NORTH KOREA'S RHETORIC was reaching fever pitch again. Unused roads and rail links to the South had just been blown up in a spectacular display of belligerence. The North had labeled the South "a hostile state" and its leaders as "gangsters" and "scum."
It was not what South Korea's President Yoon Suk Yeol wanted to talk about.
For while the threat of new conflict with the nuclear-armed North has long loomed across the armistice line, the South's domestic problems are growing from the strains on its health care system to worries over the labor force to education.
A deepening divide between genders, a collapsing birth rate and an aging population have set it on course for a demographic collapse as dramatic as any in the industrialized world.
"We need to make structural reform domestically," Yoon told Newsweek in an interview in Seoul.
"The previous governments feared unpopular policies. They feared that they might lose the election, so they delayed and postponed what should have been done before, but now we no longer have enough time. We cannot postpone this forever."
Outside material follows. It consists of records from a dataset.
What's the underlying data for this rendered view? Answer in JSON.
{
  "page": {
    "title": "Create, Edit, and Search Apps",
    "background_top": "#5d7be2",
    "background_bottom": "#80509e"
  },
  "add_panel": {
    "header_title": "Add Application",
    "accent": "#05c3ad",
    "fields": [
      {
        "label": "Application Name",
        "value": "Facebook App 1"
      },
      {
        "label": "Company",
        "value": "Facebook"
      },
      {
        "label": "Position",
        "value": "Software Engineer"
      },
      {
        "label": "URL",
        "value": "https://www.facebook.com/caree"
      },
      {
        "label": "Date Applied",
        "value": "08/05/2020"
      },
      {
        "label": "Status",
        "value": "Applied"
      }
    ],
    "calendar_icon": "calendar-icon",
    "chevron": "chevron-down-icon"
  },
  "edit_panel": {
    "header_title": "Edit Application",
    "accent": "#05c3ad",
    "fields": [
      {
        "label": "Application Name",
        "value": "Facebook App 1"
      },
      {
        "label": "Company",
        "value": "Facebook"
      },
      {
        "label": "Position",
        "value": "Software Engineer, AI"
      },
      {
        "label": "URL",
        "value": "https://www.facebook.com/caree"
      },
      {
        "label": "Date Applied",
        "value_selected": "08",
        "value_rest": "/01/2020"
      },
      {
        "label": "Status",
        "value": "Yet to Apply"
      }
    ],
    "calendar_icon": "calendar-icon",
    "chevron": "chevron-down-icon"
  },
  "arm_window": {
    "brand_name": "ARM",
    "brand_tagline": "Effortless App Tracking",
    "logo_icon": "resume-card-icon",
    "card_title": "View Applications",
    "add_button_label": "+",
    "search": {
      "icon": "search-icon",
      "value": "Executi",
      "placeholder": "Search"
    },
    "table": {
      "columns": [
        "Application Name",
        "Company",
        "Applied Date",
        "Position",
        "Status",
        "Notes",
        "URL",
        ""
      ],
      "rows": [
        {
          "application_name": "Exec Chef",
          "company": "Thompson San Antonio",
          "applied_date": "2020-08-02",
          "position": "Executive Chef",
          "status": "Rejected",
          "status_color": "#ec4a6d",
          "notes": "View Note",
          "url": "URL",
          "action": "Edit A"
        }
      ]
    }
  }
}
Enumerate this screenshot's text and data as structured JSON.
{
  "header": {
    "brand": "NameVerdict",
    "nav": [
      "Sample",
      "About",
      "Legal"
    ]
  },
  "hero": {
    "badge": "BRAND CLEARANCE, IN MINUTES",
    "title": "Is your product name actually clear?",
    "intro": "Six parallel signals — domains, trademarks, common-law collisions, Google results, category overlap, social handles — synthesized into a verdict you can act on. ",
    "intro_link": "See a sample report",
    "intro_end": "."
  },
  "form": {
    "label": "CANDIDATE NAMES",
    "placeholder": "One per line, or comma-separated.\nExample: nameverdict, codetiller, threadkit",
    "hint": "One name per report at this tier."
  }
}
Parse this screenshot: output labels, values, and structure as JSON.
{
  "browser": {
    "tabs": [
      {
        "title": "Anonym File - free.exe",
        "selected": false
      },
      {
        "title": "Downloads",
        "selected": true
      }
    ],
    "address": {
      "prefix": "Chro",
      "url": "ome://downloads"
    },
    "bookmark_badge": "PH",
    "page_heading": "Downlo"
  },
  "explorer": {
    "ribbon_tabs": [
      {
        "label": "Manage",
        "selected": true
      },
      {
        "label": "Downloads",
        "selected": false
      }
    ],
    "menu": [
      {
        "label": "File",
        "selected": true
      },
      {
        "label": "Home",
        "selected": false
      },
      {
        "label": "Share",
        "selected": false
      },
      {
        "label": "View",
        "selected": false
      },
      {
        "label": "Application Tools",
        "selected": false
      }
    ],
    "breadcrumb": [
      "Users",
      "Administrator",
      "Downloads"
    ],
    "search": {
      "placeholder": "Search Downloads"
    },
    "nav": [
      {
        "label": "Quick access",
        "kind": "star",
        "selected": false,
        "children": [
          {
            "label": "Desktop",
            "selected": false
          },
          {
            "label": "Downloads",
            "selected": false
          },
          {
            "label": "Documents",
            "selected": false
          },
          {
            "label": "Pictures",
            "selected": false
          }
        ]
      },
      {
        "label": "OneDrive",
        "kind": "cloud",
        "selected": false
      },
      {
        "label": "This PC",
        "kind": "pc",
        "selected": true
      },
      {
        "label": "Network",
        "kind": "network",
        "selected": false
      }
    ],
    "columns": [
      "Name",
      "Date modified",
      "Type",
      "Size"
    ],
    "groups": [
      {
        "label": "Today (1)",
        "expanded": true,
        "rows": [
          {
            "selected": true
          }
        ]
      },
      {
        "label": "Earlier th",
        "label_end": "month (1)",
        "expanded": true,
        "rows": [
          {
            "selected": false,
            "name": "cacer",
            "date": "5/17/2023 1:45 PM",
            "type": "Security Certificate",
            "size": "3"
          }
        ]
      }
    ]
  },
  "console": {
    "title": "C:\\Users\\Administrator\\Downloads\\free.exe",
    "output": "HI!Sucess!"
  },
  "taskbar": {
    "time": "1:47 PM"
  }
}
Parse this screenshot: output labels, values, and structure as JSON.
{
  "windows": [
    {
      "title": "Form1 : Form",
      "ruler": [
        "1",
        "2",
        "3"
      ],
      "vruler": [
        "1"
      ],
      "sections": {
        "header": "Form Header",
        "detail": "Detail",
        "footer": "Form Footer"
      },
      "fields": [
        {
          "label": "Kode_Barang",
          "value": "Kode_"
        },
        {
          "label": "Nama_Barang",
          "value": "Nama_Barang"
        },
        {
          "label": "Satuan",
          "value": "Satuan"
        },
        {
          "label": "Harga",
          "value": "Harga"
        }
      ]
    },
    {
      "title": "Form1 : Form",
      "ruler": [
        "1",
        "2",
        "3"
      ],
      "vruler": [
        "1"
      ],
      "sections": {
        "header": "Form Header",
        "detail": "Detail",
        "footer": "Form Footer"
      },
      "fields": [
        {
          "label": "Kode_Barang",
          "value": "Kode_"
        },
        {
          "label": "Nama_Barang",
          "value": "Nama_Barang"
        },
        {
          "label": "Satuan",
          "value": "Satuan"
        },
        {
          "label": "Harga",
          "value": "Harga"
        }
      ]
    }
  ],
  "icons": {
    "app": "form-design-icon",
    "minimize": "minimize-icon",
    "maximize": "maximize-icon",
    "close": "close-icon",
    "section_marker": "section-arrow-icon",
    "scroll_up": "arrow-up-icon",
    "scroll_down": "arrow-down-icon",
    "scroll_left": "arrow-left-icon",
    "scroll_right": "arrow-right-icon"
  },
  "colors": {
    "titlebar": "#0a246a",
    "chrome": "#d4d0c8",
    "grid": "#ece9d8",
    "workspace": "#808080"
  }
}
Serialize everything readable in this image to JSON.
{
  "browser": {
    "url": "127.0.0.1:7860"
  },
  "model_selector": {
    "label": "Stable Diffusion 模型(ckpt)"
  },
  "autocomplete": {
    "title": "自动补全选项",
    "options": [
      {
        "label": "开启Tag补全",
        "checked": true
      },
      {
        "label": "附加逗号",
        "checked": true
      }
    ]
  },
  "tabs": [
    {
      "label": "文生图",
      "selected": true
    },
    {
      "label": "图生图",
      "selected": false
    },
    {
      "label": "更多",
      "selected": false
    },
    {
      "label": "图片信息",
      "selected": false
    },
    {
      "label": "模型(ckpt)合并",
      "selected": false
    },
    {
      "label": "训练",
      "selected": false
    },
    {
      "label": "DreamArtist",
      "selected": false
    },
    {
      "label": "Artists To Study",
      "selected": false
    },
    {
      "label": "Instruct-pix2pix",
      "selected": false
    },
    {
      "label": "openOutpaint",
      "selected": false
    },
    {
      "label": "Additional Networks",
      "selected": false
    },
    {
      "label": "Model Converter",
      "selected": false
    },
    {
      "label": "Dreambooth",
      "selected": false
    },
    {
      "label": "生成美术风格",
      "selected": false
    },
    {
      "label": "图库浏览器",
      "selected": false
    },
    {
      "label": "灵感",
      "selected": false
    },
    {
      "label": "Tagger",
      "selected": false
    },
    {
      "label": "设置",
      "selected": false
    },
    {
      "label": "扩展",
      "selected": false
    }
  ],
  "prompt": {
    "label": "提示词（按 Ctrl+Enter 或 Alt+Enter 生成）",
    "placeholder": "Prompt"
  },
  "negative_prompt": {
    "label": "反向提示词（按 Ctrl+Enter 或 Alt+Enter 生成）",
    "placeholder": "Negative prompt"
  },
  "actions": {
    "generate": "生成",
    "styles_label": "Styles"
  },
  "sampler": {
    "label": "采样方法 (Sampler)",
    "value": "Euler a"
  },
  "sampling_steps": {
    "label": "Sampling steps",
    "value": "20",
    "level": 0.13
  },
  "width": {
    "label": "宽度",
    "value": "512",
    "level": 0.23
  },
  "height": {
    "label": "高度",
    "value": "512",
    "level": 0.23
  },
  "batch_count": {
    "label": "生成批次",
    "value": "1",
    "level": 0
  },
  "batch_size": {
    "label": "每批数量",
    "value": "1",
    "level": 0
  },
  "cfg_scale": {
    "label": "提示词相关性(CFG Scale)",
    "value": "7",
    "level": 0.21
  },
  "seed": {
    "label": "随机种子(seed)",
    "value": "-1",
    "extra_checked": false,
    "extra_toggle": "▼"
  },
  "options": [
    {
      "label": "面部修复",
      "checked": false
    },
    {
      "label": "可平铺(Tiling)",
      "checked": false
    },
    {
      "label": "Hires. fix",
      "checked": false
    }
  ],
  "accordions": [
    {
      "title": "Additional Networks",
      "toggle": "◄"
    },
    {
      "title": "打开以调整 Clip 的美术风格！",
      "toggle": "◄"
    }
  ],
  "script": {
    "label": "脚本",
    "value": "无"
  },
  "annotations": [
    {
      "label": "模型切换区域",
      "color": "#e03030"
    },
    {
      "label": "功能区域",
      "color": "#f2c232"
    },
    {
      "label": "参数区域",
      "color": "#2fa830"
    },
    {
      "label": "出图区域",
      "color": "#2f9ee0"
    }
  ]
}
Only able to serve one five-year term, former prosecutor Yoon, 63, is now reaching the midpoint. His approval rating stood at 20 percent in a survey in September, the lowest since he took office in mid-2022. As well as pushback to his reform plans, Yoon has been targeted by opponents over the role of his wife, Kim Keon Hee. In April's national assembly election, Yoon's conservative People Power Party was defeated by the main opposition, posing another challenge to his drive for reforms that he describes as essential.